G. My first memory is that of chasing a frog around the back yard in Cass County, Missouri. Grandmother Young watched the performance and thought it very funny that a two-year-old could slap his knees and laugh so loudly at a jumping frog.

This one comes from Harry Truman, the last president to be elected without a college degree – and a man who derived strength from simplicity. The locale certainly should have been a hint. And perhaps there’s some subliminal connection to fellow Missourian Mark Twain, whose early success came from a story entitled “The Celebrated Jumping Frog of Calveras County.”

H. I was born in a house my father built.

Richard Nixon. Bold. Unapologetic. Possibly the best opening line of all presidential memoirs. As with Bush’s book, the oval office autobiographies that people really want to read are often from those leaders who, the American people feel, having some explaining to do — which makes them potentially explosive, damaging and successful as attempts to direct the flow of historical interpretation.

I. When Japan bombed Pearl Harbor on December 7, 1941, I was a seventeen-year-old high school senior at Phillips Academy, Andover. I could hardly wait to get out of school and enlist.

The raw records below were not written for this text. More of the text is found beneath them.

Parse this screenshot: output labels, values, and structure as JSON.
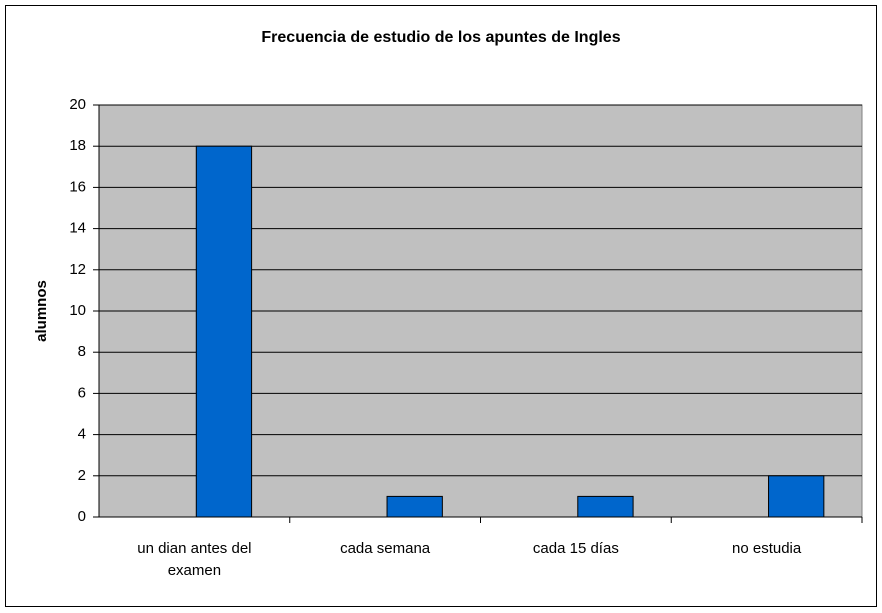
{
  "chart_data": {
    "type": "bar",
    "title": "Frecuencia de estudio de los apuntes de Ingles",
    "y_label": "alumnos",
    "categories": [
      "un dian antes del examen",
      "cada semana",
      "cada 15 días",
      "no estudia"
    ],
    "values": [
      18,
      1,
      1,
      2
    ],
    "color": "#0066cc",
    "ylim": [
      0,
      20
    ],
    "yticks": [
      0,
      2,
      4,
      6,
      8,
      10,
      12,
      14,
      16,
      18,
      20
    ],
    "grid": true
  }
}
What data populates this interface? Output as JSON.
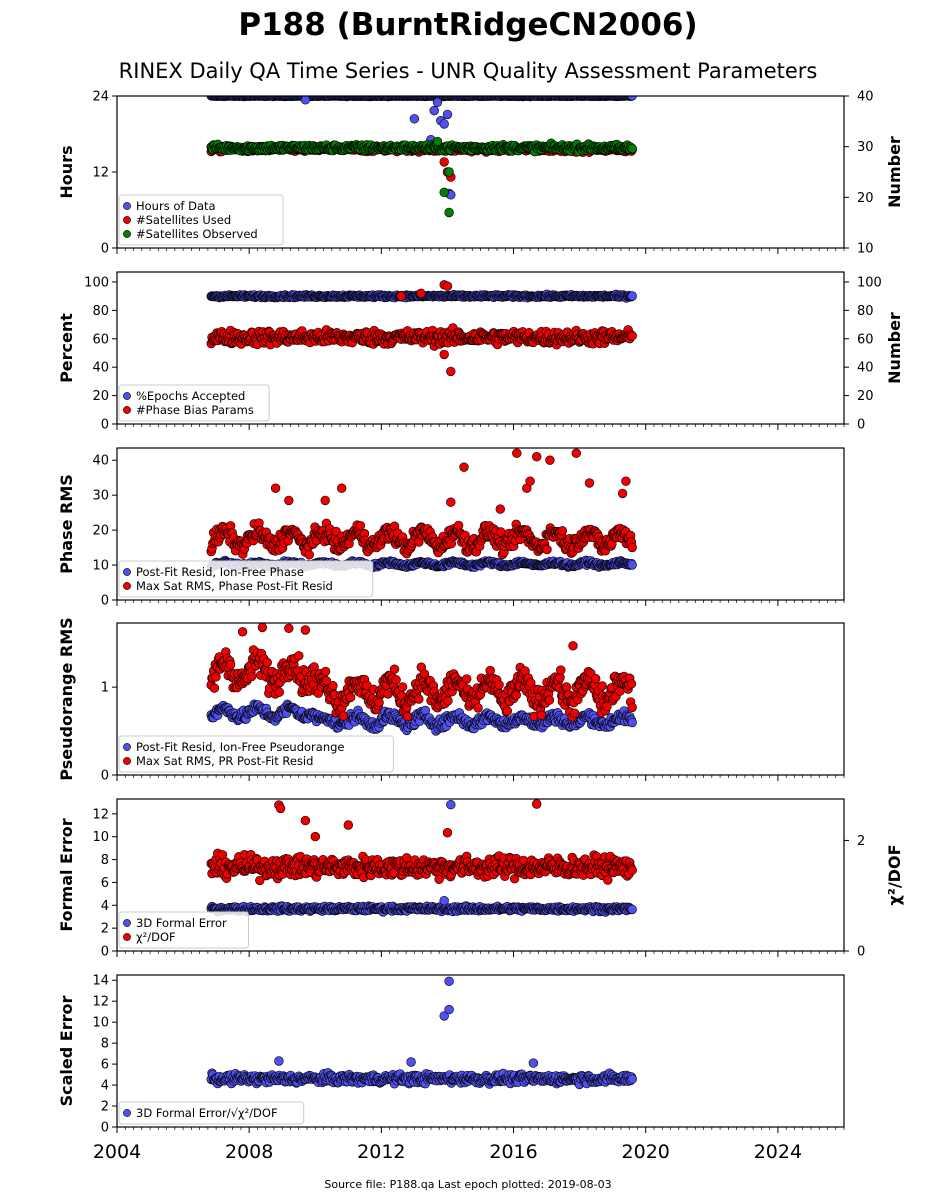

George H. W. Bush was all about the memoirs. His book Looking Forward — though not the source of this quote — was the first to be published by a Vice President who was still in office. He also published his letters, from which this is taken, as well as revisited the great crises of his administration, from Gorbachev to the Gulf War.

J. That the Constitution does not confer upon Congress power to interfere with slavery in the States, has been admitted by all parties and confirmed by all judicial decisions ever since the origin of Federal Government.

This was the tough one, to separate the 9/10-ers from the all-stars. This is the opening line of Mr. Buchanan’s Administration on the Eve of the Rebellion, from, of course, President James Buchanan. His memoir, like Grant’s, is focused on the Civil War, but this covers those days at the end of his presidency leading up to the crisis before Lincoln took the reins.